​‘Desire’ to turn up heat at Wright State

Classic Tennessee Williams drama opens Thursday.

The kindness of strangers will once again propel the haunting, heartbreaking potency of Tennessee Williams’ 1948 Pulitzer Prize-winning drama “A Streetcar Named Desire” as Wright State University presents the landmark play beginning Thursday in the Festival Playhouse.

Set in New Orleans and inspired by circumstances involving Williams’ mentally ill sister Rose, “Streetcar” tells a powerful account of a family on edge. The fragile, disillusioned Blanche DuBois, emotionally shaken by the loss of her family home in Mississippi, seeks refuge in the cramped residence of her sister Stella and her brutish brother-in-law Stanley Kowalski. As Stella attempts to maintain peace, Blanche and Stanley consistently spar with ultimately tragic results.

“This play is simply a battle for home,” said director Jason Podplesky, WSU adjunct acting professor. “Blanche loses her home which causes her to go on a journey to her sister’s home. Blanche moves in to Stanley’s territory and Stanley starts to take over, which is the conflict of the play. Home can mean different things to everyone whether it’s safety, security, sanity, shelter, or love. And of course the play is also about the cataclysmic force that is desire, the lengths we will go in order to have passion or desire. Ultimately Stella chooses Stanley. She chooses desire over her sister. But above all, the play is about home. The play begins with Blanche’s arrival in the home and it ends with her being escorted out.”

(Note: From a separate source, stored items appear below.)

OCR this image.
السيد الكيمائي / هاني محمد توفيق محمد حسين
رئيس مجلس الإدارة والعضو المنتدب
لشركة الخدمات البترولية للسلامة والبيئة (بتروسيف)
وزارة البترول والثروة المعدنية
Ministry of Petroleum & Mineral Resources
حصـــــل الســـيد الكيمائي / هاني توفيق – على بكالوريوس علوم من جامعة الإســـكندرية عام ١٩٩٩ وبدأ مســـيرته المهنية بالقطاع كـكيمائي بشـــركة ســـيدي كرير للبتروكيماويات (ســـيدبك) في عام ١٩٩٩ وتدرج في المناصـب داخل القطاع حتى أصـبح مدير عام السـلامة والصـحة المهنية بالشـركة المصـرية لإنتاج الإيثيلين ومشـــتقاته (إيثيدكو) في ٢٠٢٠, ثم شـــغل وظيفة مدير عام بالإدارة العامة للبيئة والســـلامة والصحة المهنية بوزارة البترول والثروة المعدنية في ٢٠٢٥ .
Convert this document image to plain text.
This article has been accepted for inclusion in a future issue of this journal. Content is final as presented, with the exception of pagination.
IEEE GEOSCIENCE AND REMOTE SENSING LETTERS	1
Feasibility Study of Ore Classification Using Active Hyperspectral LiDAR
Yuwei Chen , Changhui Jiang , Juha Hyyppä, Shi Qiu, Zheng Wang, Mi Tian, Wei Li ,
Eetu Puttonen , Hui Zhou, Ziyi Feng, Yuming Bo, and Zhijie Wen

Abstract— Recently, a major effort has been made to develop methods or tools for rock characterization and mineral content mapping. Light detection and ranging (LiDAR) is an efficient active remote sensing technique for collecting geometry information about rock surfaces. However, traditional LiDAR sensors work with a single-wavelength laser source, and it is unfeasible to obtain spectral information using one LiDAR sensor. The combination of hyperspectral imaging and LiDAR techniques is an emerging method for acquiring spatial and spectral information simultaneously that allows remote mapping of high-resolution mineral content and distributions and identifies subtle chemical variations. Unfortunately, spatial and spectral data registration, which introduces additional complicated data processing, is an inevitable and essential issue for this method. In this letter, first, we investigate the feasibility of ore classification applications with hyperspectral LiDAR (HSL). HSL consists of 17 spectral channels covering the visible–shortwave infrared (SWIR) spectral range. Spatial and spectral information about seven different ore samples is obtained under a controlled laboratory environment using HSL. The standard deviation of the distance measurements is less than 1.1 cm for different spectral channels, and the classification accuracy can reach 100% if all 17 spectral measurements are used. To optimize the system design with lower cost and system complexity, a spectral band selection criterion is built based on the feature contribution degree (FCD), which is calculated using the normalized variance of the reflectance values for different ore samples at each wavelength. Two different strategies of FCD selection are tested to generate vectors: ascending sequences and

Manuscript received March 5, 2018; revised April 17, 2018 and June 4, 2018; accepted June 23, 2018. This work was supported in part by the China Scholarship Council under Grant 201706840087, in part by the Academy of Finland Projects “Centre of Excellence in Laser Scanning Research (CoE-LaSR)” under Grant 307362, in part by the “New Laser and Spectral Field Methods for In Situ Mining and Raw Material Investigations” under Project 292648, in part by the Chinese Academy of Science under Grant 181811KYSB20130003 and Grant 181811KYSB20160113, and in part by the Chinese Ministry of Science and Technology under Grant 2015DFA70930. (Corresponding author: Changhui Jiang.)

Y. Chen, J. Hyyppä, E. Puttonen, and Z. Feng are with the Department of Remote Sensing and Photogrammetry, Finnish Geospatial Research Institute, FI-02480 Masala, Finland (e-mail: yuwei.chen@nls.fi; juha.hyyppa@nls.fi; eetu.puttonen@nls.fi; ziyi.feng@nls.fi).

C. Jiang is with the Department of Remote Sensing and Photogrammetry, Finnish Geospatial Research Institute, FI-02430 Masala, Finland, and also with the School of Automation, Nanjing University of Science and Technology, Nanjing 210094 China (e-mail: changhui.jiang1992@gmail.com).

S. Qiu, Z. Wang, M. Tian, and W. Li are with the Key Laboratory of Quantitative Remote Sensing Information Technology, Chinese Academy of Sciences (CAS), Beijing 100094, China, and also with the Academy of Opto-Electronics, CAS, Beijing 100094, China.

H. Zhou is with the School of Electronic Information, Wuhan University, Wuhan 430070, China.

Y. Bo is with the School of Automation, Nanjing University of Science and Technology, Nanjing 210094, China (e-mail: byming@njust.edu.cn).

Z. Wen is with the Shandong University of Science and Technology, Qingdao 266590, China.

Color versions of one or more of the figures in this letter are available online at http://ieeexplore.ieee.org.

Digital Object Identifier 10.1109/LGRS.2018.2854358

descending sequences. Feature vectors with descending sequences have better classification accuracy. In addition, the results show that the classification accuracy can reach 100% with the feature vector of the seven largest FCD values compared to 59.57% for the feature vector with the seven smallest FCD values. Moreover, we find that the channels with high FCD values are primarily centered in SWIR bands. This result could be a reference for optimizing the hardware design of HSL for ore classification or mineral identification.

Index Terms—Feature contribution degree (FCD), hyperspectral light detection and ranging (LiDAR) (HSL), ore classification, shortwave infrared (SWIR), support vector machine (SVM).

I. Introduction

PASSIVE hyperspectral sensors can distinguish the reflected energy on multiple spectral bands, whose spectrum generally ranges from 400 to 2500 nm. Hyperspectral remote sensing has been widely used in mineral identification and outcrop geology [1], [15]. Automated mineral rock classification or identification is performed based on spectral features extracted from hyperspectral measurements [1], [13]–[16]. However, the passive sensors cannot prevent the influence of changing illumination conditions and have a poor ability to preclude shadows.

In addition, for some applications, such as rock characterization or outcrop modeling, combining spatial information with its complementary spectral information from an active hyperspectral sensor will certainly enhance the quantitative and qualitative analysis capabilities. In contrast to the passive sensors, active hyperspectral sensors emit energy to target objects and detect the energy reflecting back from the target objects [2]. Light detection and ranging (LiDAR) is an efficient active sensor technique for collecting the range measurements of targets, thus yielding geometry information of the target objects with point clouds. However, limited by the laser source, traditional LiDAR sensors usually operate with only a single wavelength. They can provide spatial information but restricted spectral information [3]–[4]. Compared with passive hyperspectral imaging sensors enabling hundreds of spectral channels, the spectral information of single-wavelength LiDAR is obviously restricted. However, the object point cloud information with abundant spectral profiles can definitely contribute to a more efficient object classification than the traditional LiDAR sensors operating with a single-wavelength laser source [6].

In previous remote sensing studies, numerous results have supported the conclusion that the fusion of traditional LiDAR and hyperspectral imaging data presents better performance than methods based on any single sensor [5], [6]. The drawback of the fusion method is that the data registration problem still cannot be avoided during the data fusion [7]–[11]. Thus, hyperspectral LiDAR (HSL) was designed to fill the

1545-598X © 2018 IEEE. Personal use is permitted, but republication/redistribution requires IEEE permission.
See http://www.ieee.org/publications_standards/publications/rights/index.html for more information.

By determining Stella is the play’s catalyst, Podplesky specifically hopes to provide an experience vastly different than previous productions which typically place significant emphasis on the volatile Blanche/Stanley dynamic.

“Stella is the prize,” Podplesky explained. “Stanley represents reality, but Stella, like Blanche, chooses illusion. By choosing Stanley in the end Stella chooses illusion. This production will definitely speak to the power of Stella. After all, she determines who stays and who goes.”

In addition to Ellie Margolis as Blanche and Tommy DiMassimo as Stanley, who memorably appeared together last season in WSU’s “Pride and Prejudice” as Lady Catherine de Bourgh and Mr. Darcy, the principal cast includes MacKenzie Stephens as Stella, Cody Lewis as Harold “Mitch” Mitchell, Julia Gomez as Eunice Hubell, Joey Logan as Steve Hubell, Owen Kresse as Pablo Gonzales, Christian Schaefer as Doctor, Megan Valle as Nurse, Britany Williams as Neighbor Woman, and Ian Patrick Ashwell as Young Collector. The ensemble consists of Kenneth Erard, Clint Hinderer, Kat Tilt, Alejandria Solis, Alexia Vlahos, Haley Knuth, and Nerissa Johnson.

The artistic team includes scenic designer David J. Castellano, lighting designer Jessica Drayton, costumer Emily Sollinger, properties master John Lavarnway, and sound designer Alex Koker.